Os detratores do Nicolas Cage poderão ficar tentados a responder “sim” à pergunta anterior. Contudo, é fundamental compreender a diferença entre correlação e causalidade. Normalmente, uma correlação implica somente que duas variáveis tenham um comportamento “relacionado”, mas não obriga a que haja uma ligação de causa-efeito.

No exemplo anterior podemos falar de correlação, mas dificilmente de causalidade. Para usarmos corretamente um argumento causal precisamos de recorrer a uma experiência controlada, usando grupos de tratamento, a quem é aplicada a medida que se quer examinar, e grupos de controlo, usados para medir com precisão o impacto dessa mesma medida. Contudo, este tipo de abordagem é difícil de realizar na prática em muitas áreas da sociedade, por exemplo, na economia. Imagine-se que queria testar o efeito da descida de impostos. Deixaríamos metade da população na situação atual e outra metade sem pagar impostos?

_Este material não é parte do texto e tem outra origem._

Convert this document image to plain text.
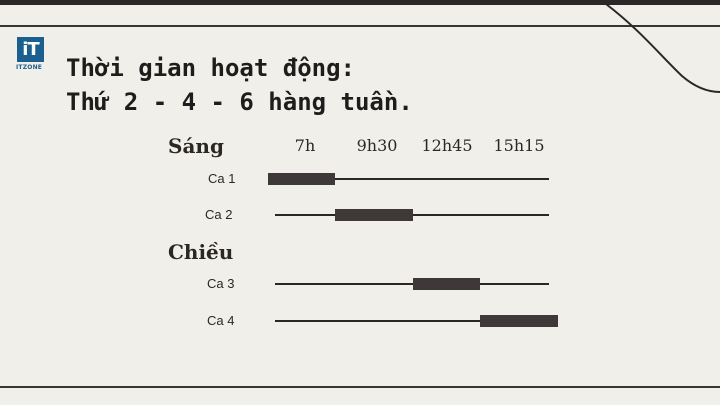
iT
ITZONE Thời gian hoạt động:
Thứ 2 - 4 - 6 hàng tuần.
Sáng
Chiều
7h	9h30 12h45 15h15
Ca 1
Ca 2
Ca 3
Ca 4
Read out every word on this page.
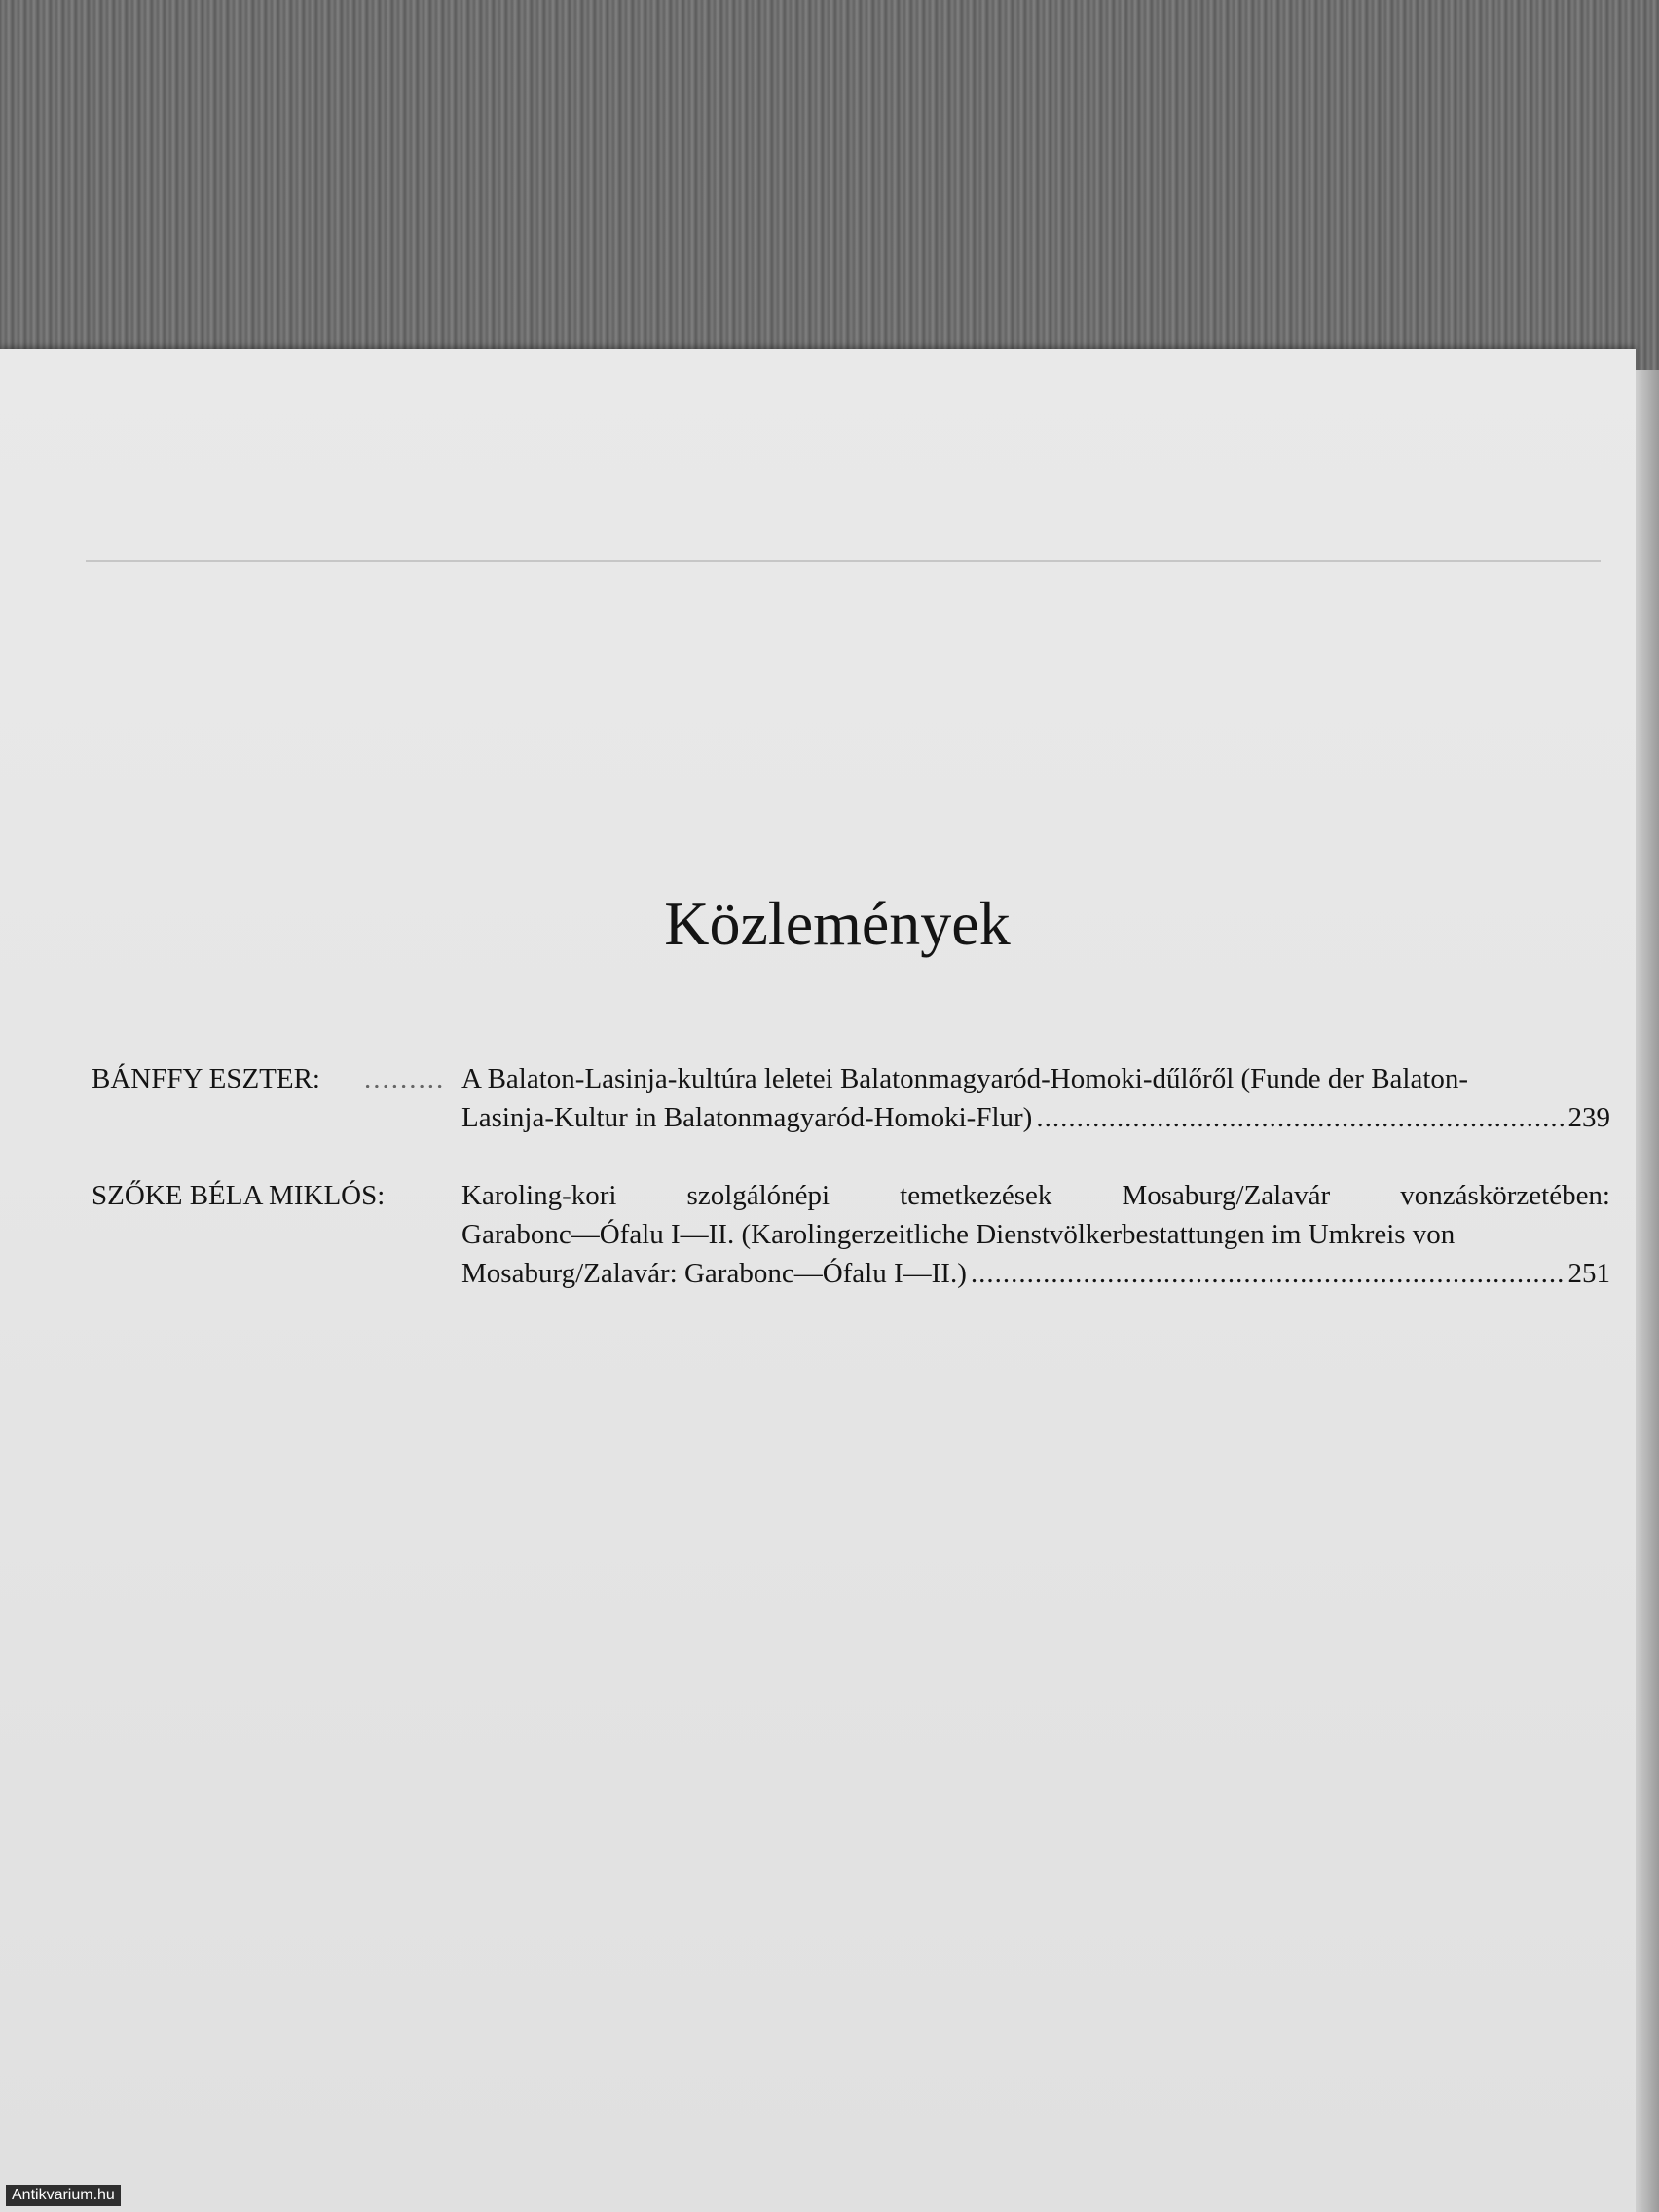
Közlemények
BÁNFFY ESZTER: ......... A Balaton-Lasinja-kultúra leletei Balatonmagyaród-Homoki-dűlőről (Funde der Balaton-
Lasinja-Kultur in Balatonmagyaród-Homoki-Flur) .....	239
SZŐKE BÉLA MIKLÓS:	Karoling-kori szolgálónépi temetkezések Mosaburg/Zalavár vonzáskörzetében:
Garabonc—Ófalu I—II. (Karolingerzeitliche Dienstvölkerbestattungen im Umkreis von
Mosaburg/Zalavár: Garabonc—Ófalu I—II.) .....	251
Antikvarium.hu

O Prémio Nobel da Economia de 2021 foi atribuído aos economistas David Card, Joshua Angrist e Guido Imbens que exploraram “experiências naturais” e examinaram o impacto económico no mundo real de diferentes medidas, como o impacto do aumento do salário mínimo. Neste tema em particular, Card comparou o crescimento do emprego em dois estados após a subida dos salários num deles. O estado da Pensilvânia foi o grupo controlo para a “experiência”, enquanto o estado de Nova Jersey sofreu aumento do salário mínimo. O resultado, contraintuitivo, que observaram foi que o aumento do salário mínimo teve muito pouco ou nenhum efeito negativo sobre o número de empregos.

Para além da economia

Intensificada pela abundante existência de dados nos mais diversos setores da sociedade, a exploração das “experiências naturais” tem sido extensivamente usada na economia e em outras áreas, como a gestão. Hoje é possível medir com rigor efeitos mais mundanos como, por exemplo, o impacto da primeira compra online de um cliente que só tenha visitado as lojas físicas de um retalhista, ou precisar a relevância do aumento nas vendas na remuneração variável num grupo de vendedores.

Este ano a atribuição dos Prémios Nobel teve, pelo menos, duas surpresas. Na Literatura, tivemos um autor - Abdulrazak Gurnah - que era desconhecido mesmo da crítica literária. Na Economia, tivemos a atribuição de um prémio a uma metodologia de investigação e não a uma descoberta em concreto. O poder desta metodologia permite-nos compreender com maior rigor a causalidade e impacto de diferentes medidas e, assim, informar os decisores políticos e os gestores das organizações do melhor caminho a seguir. Mãos à obra!